Timothy Nockels was the first of Father John Baptist Ormechea’s victims to come forward and the only one to do so publicly. Thanks to his bravery, at least seven more victims followed. Shortly after completion of an investigation of Tim’s and other victims' charges by the Cook County State’s Attorney, who deemed all allegations credible, Father Ormechea was removed from public ministry. The Book of Timothy: The Devil, My Brother, and Me is the collective product of Tim and his sister—Tim had to live it. Joan had to write it—that began with a promise to bring accountability to Ormechea, the Archdiocese of Chicago, and the Passionist religious order.

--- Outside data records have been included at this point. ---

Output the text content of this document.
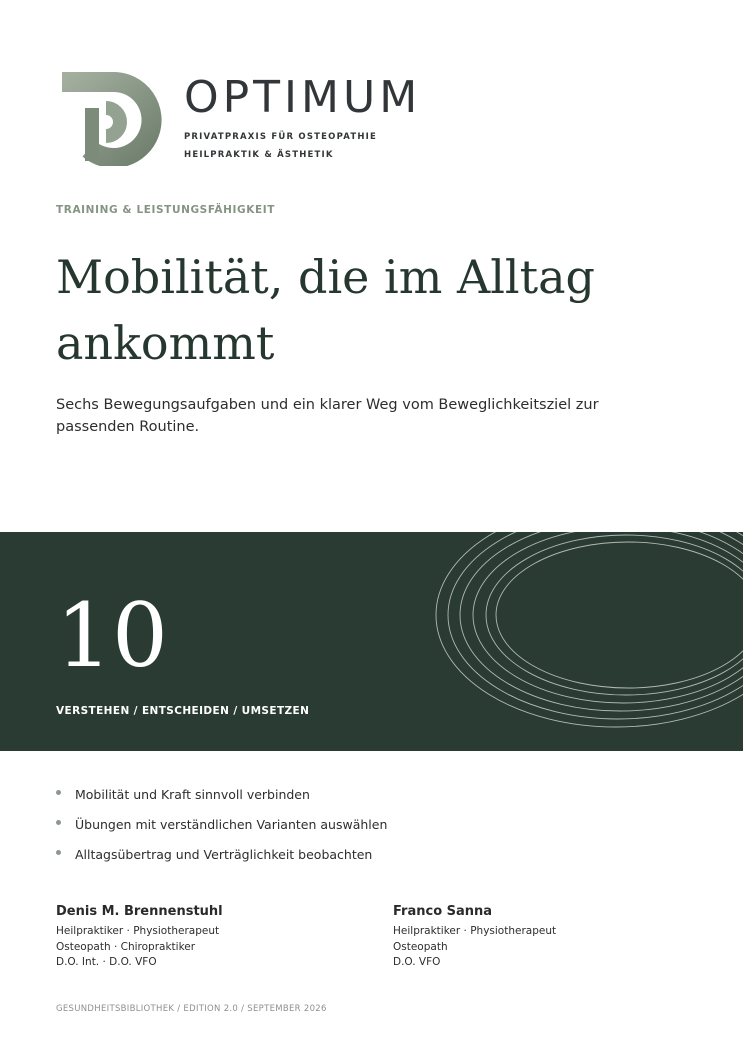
OPTIMUM
PRIVATPRAXIS FÜR OSTEOPATHIE
HEILPRAKTIK & ÄSTHETIK
TRAINING & LEISTUNGSFÄHIGKEIT
Mobilität, die im Alltag ankommt

Sechs Bewegungsaufgaben und ein klarer Weg vom Beweglichkeitsziel zur passenden Routine.

10
VERSTEHEN / ENTSCHEIDEN / UMSETZEN
Mobilität und Kraft sinnvoll verbinden
Übungen mit verständlichen Varianten auswählen
Alltagsübertrag und Verträglichkeit beobachten
Denis M. Brennenstuhl
Heilpraktiker · Physiotherapeut
Osteopath · Chiropraktiker
D.O. Int. · D.O. VFO
Franco Sanna
Heilpraktiker · Physiotherapeut
Osteopath
D.O. VFO
GESUNDHEITSBIBLIOTHEK / EDITION 2.0 / SEPTEMBER 2026
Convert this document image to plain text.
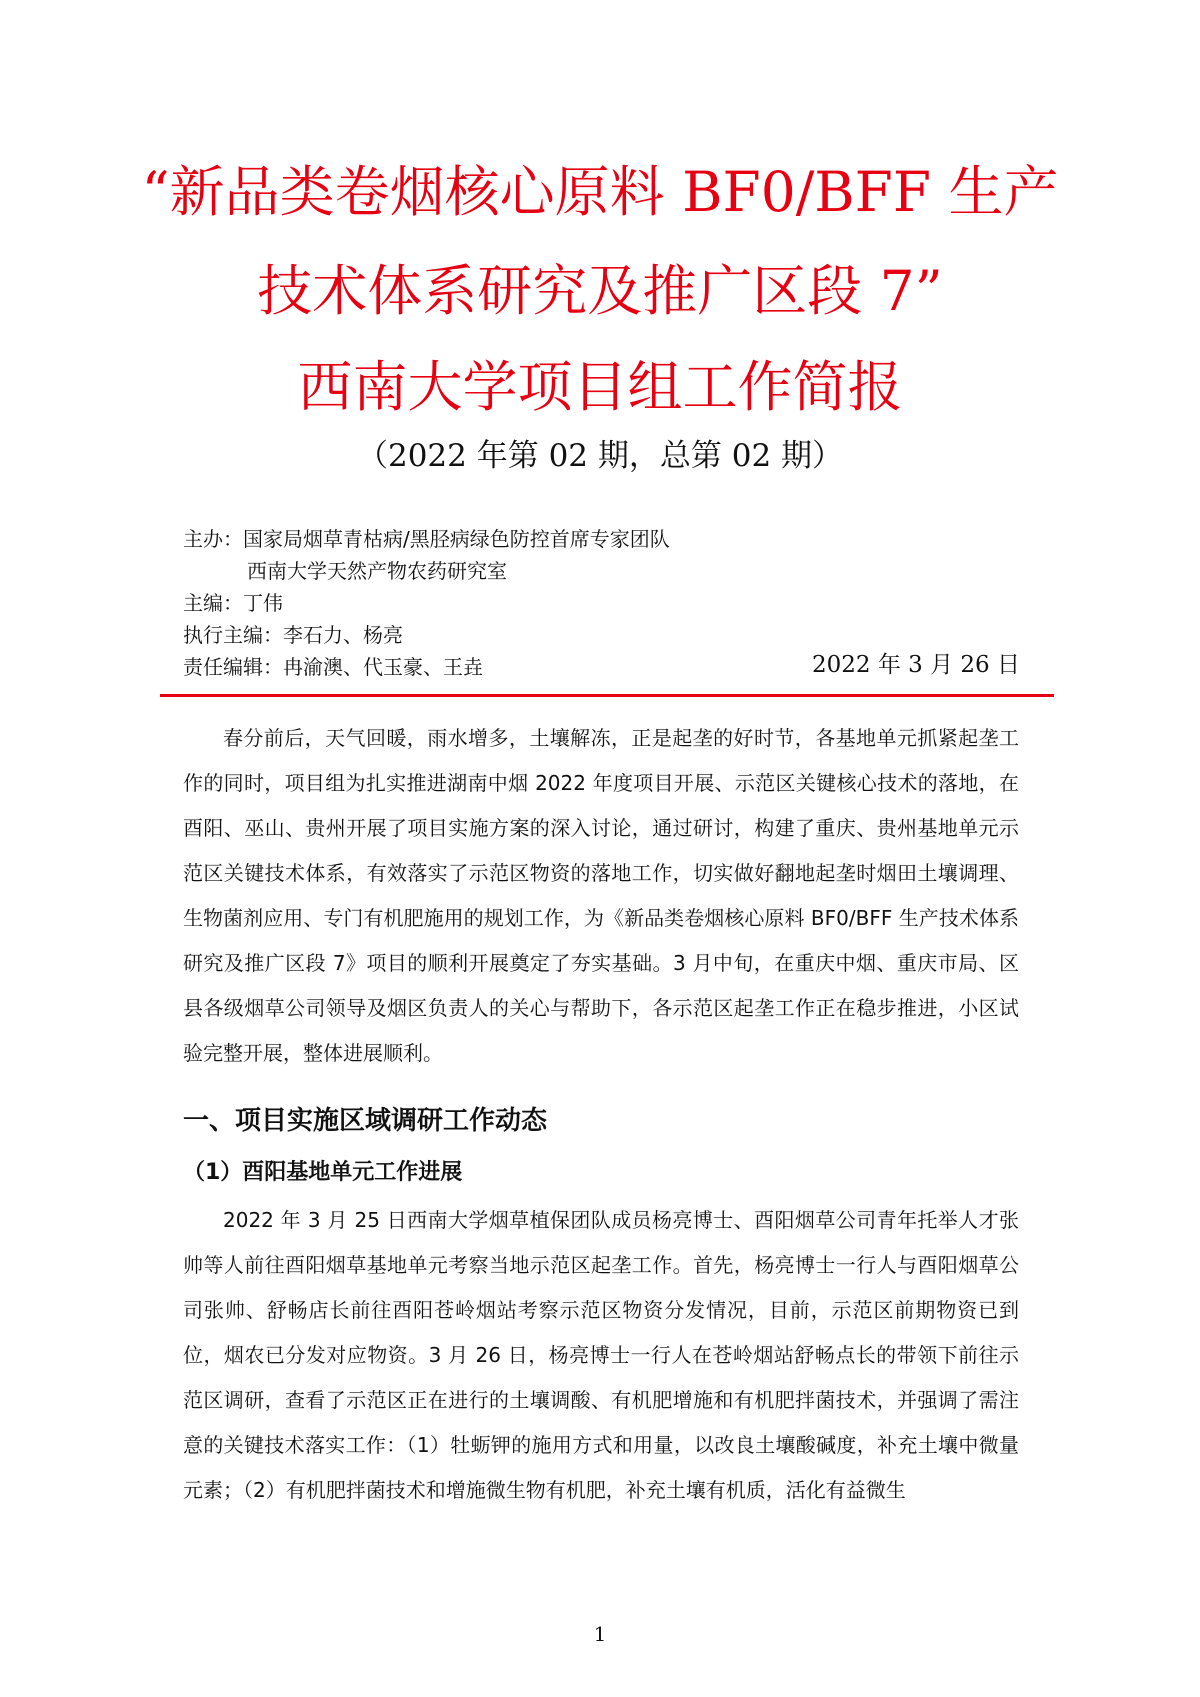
“新品类卷烟核心原料 BF0/BFF 生产
技术体系研究及推广区段 7”
西南大学项目组工作简报
（2022 年第 02 期，总第 02 期）
主办：国家局烟草青枯病/黑胫病绿色防控首席专家团队
西南大学天然产物农药研究室
主编：丁伟
执行主编：李石力、杨亮
责任编辑：冉渝澳、代玉豪、王垚	2022 年 3 月 26 日

春分前后，天气回暖，雨水增多，土壤解冻，正是起垄的好时节，各基地单元抓紧起垄工作的同时，项目组为扎实推进湖南中烟 2022 年度项目开展、示范区关键核心技术的落地，在酉阳、巫山、贵州开展了项目实施方案的深入讨论，通过研讨，构建了重庆、贵州基地单元示范区关键技术体系，有效落实了示范区物资的落地工作，切实做好翻地起垄时烟田土壤调理、生物菌剂应用、专门有机肥施用的规划工作，为《新品类卷烟核心原料 BF0/BFF 生产技术体系研究及推广区段 7》项目的顺利开展奠定了夯实基础。3 月中旬，在重庆中烟、重庆市局、区县各级烟草公司领导及烟区负责人的关心与帮助下，各示范区起垄工作正在稳步推进，小区试验完整开展，整体进展顺利。

一、项目实施区域调研工作动态
（1）酉阳基地单元工作进展

2022 年 3 月 25 日西南大学烟草植保团队成员杨亮博士、酉阳烟草公司青年托举人才张帅等人前往酉阳烟草基地单元考察当地示范区起垄工作。首先，杨亮博士一行人与酉阳烟草公司张帅、舒畅店长前往酉阳苍岭烟站考察示范区物资分发情况，目前，示范区前期物资已到位，烟农已分发对应物资。3 月 26 日，杨亮博士一行人在苍岭烟站舒畅点长的带领下前往示范区调研，查看了示范区正在进行的土壤调酸、有机肥增施和有机肥拌菌技术，并强调了需注意的关键技术落实工作：（1）牡蛎钾的施用方式和用量，以改良土壤酸碱度，补充土壤中微量元素；（2）有机肥拌菌技术和增施微生物有机肥，补充土壤有机质，活化有益微生

1
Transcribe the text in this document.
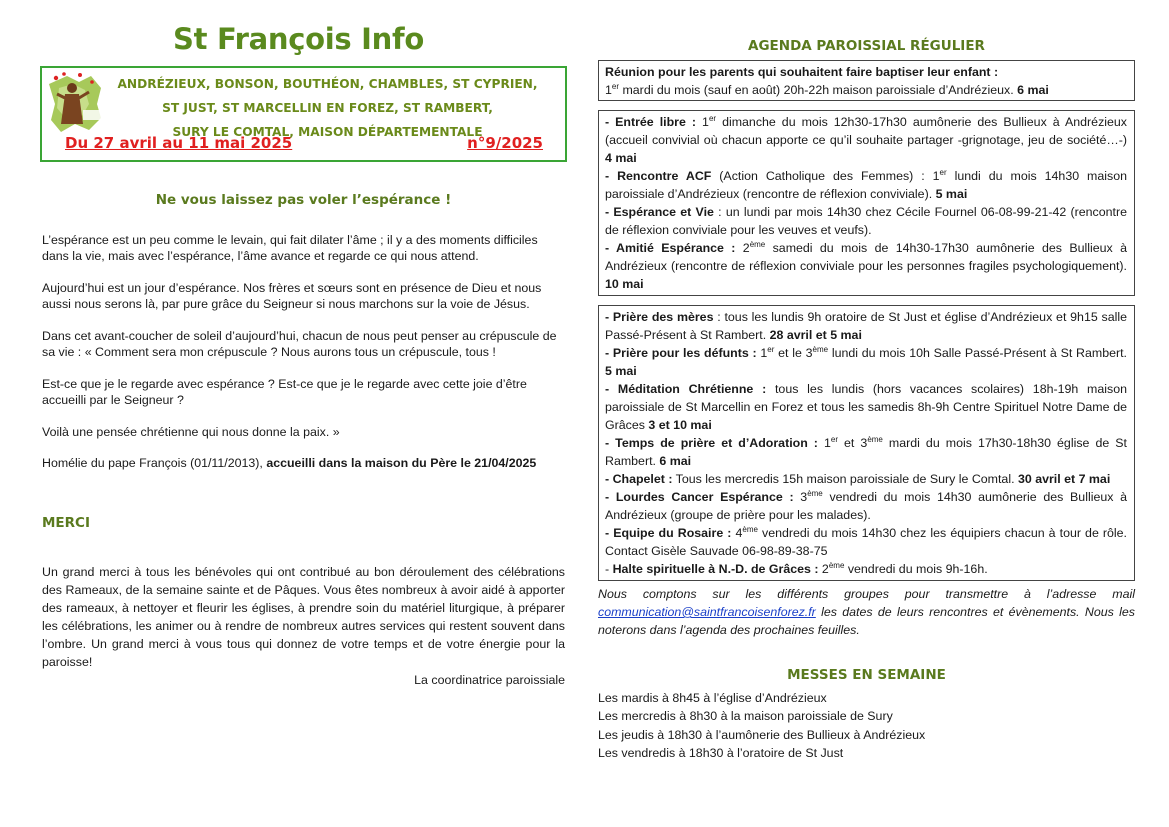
St François Info
ANDRÉZIEUX, BONSON, BOUTHÉON, CHAMBLES, ST CYPRIEN,
ST JUST, ST MARCELLIN EN FOREZ, ST RAMBERT,
SURY LE COMTAL, MAISON DÉPARTEMENTALE
Du 27 avril au 11 mai 2025	n°9/2025
Ne vous laissez pas voler l’espérance !

L’espérance est un peu comme le levain, qui fait dilater l’âme ; il y a des moments difficiles dans la vie, mais avec l’espérance, l’âme avance et regarde ce qui nous attend.

Aujourd’hui est un jour d’espérance. Nos frères et sœurs sont en présence de Dieu et nous aussi nous serons là, par pure grâce du Seigneur si nous marchons sur la voie de Jésus.

Dans cet avant-coucher de soleil d’aujourd’hui, chacun de nous peut penser au crépuscule de sa vie : « Comment sera mon crépuscule ? Nous aurons tous un crépuscule, tous !

Est-ce que je le regarde avec espérance ? Est-ce que je le regarde avec cette joie d’être accueilli par le Seigneur ?

Voilà une pensée chrétienne qui nous donne la paix. »

Homélie du pape François (01/11/2013), accueilli dans la maison du Père le 21/04/2025

MERCI

Un grand merci à tous les bénévoles qui ont contribué au bon déroulement des célébrations des Rameaux, de la semaine sainte et de Pâques. Vous êtes nombreux à avoir aidé à apporter des rameaux, à nettoyer et fleurir les églises, à prendre soin du matériel liturgique, à préparer les célébrations, les animer ou à rendre de nombreux autres services qui restent souvent dans l’ombre. Un grand merci à vous tous qui donnez de votre temps et de votre énergie pour la paroisse!

La coordinatrice paroissiale

AGENDA PAROISSIAL RÉGULIER

Réunion pour les parents qui souhaitent faire baptiser leur enfant :

1er mardi du mois (sauf en août) 20h-22h maison paroissiale d’Andrézieux. 6 mai

- Entrée libre : 1er dimanche du mois 12h30-17h30 aumônerie des Bullieux à Andrézieux (accueil convivial où chacun apporte ce qu’il souhaite partager -grignotage, jeu de société…-) 4 mai

- Rencontre ACF (Action Catholique des Femmes) : 1er lundi du mois 14h30 maison paroissiale d’Andrézieux (rencontre de réflexion conviviale). 5 mai

- Espérance et Vie : un lundi par mois 14h30 chez Cécile Fournel 06-08-99-21-42 (rencontre de réflexion conviviale pour les veuves et veufs).

- Amitié Espérance : 2ème samedi du mois de 14h30-17h30 aumônerie des Bullieux à Andrézieux (rencontre de réflexion conviviale pour les personnes fragiles psychologiquement). 10 mai

- Prière des mères : tous les lundis 9h oratoire de St Just et église d’Andrézieux et 9h15 salle Passé-Présent à St Rambert. 28 avril et 5 mai

- Prière pour les défunts : 1er et le 3ème lundi du mois 10h Salle Passé-Présent à St Rambert. 5 mai

- Méditation Chrétienne : tous les lundis (hors vacances scolaires) 18h-19h maison paroissiale de St Marcellin en Forez et tous les samedis 8h-9h Centre Spirituel Notre Dame de Grâces 3 et 10 mai

- Temps de prière et d’Adoration : 1er et 3ème mardi du mois 17h30-18h30 église de St Rambert. 6 mai

- Chapelet : Tous les mercredis 15h maison paroissiale de Sury le Comtal. 30 avril et 7 mai

- Lourdes Cancer Espérance : 3ème vendredi du mois 14h30 aumônerie des Bullieux à Andrézieux (groupe de prière pour les malades).

- Equipe du Rosaire : 4ème vendredi du mois 14h30 chez les équipiers chacun à tour de rôle. Contact Gisèle Sauvade 06-98-89-38-75

- Halte spirituelle à N.-D. de Grâces : 2ème vendredi du mois 9h-16h.

Nous comptons sur les différents groupes pour transmettre à l’adresse mail communication@saintfrancoisenforez.fr les dates de leurs rencontres et évènements. Nous les noterons dans l’agenda des prochaines feuilles.

MESSES EN SEMAINE
Les mardis à 8h45 à l’église d’Andrézieux
Les mercredis à 8h30 à la maison paroissiale de Sury
Les jeudis à 18h30 à l’aumônerie des Bullieux à Andrézieux
Les vendredis à 18h30 à l’oratoire de St Just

Michele Madigan Somerville is the author of three books, Glamourous LifeBlack Irish, and WISEGAL. Her essays on religion have appeared in the New York TimesHarvard Divinity Bulletin and Religion Dispatches. She recently completed a Master of Theology Studies at Harvard Divinity School with concentrations in literature and theology. Somerville has been posting essays, analysis, commentary and reflection on her religion platform Indie Theology, which she founded about a decade ago. She has many years of experience working within/for the Catholic Church, has been tracking the Catholic “clergy sex abuse crisis” for several years, and is currently engaged in a close study of the McCarrick Report.